• resmi ilanlar

Toplumumuzun Özel Eğitime Gereksinimi Olan Bireylere Bakış Açısı

28/11/2011 00:00

Doğuştan veya sonradan herhangi bir nedenle bedensel, zihinsel, ruhsal, duyusal ve sosyal yeteneklerini çeşitli derecelerde kaybetmesi nedeniyle toplumsal yaşama uyum sağlama ve günlük gereksinimlerini karşılamada güçlükleri olan ve korunma, bakım, rehabilitasyon, danışmanlık ve destek hizmetlerine ihtiyaç duyan kişiye özel eğitime gereksinimi olan birey denir..

 

 

HAZIRLAYANLAR: A.İ.B.Ü. ÖZEL EĞİTİM BÖLÜMÜ ÖĞRENCİLERİ

Ali Can Çolak-Fatih Mutlu-Sedat Kılıç

 

 

Biz normalde eğitim düzeyi düşük bir toplumuz. Fakat bizim şu ana kadar yapmış olduğumuz tesbitlerde gördük ki aydın dediğimiz tabaka da özel eğitime gereksinimi olan bireyleri toplumdan saklıyor. Özel eğitime gereksinimi olan birey bir tanıdığı ile veya akrabası ile dolaşmaktan, toplum içerisine çıkmaktan adeta utanıyor.

- Özellikle toplumun ilgisinden çekiniyor yani bakmasından rahatsız oluyor. Çünkü malesef toplumumuz bir özel eğitime gereksinimi olan birey ile ilgilenmesi gerektiği gibi ilgilenmiyor. Bir özel eğitime gereksinimi olan birey gördüğü zaman dikkatli bir şekilde, üstelik defalarca bakıyor. Bu da normal olarak hem bireyi hem de yanındakileri rahatsız ediyor. Burada oldukça dikkat çekici bir hususu belirtmek istiyorum.

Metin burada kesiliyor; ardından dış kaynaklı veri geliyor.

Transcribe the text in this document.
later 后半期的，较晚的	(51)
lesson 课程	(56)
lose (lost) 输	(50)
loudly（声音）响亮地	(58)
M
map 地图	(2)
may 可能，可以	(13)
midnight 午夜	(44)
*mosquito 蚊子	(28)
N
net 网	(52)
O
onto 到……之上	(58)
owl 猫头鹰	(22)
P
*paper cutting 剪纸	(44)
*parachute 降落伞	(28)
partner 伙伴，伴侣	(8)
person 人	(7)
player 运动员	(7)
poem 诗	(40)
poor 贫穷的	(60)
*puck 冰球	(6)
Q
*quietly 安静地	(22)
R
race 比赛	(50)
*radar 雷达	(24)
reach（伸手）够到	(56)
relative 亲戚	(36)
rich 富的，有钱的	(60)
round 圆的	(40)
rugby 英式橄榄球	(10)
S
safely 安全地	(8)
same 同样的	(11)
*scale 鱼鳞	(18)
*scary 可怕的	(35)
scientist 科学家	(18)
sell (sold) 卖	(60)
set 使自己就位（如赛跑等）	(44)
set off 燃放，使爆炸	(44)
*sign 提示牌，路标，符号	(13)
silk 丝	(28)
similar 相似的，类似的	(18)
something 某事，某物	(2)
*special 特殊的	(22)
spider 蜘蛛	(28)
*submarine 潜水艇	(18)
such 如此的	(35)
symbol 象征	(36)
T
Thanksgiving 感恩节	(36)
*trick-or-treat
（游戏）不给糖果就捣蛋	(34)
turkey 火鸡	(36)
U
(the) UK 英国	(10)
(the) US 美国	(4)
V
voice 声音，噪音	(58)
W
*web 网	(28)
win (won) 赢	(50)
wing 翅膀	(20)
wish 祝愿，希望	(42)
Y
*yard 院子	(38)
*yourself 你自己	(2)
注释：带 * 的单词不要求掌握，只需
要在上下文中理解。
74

Türkiye'de özel eğitime gereksinimi olan bireyler ile ilgili hukuki hakları genellikle görme yetersizliği olan bireyler almıştır. Bunun da sebebi şudur. Bir görme yetersizliği olan bireylerin önce düşünen bir beyni vardır. İkincisi etrafındaki, karşısındaki insanların ona bakışından rahatsız olmamaktadır. Çünkü onların bakışlarını görmüyor. Mesela  ortopedik açıdan yetersiz bir birey sizin bakışınızın acıyarak mı yoksa kızarak mı olduğunu anlar. Ayrıca görme yetersizliği olan bireyler, eğitim alanında da gerek kendi çabaları ile gerekse devletin katkıları ile bayağı bir başarı elde etmişlerdir. Sosyal alanda eğitim görmüş görme yetersizliği olan bireyler, dolayısıyla toplumun katmanlarıyla daha çok iletişim kurmuşlar ve bu şekilde daha çok hak elde edebilmişlerdir. Toplumun bakış açısı özellikle acıyarak olmaktadır. Yani bu vatandaşların da benim gibi hakları vardır, benim gibi ihtiyaçları vardır, biçiminde değil de acıma hisleri ile özel eğitime gereksinimi olan bireye bakmaktadırlar. Oysa ona acıyarak bakmak yerine onun da ihtiyaçları olduğu düşünülmelidir. Çünkü acımak hiç bir problemi çözmüyor. yüzden insanlarımızın mutlak eğitilmeleri dolayısıyla özel eğitime gereksinimi olan bireyi toplumla ve toplumun da özel eğitime gereksinimi olan birey ile bağının çok iyi kurulması gerekmektedir.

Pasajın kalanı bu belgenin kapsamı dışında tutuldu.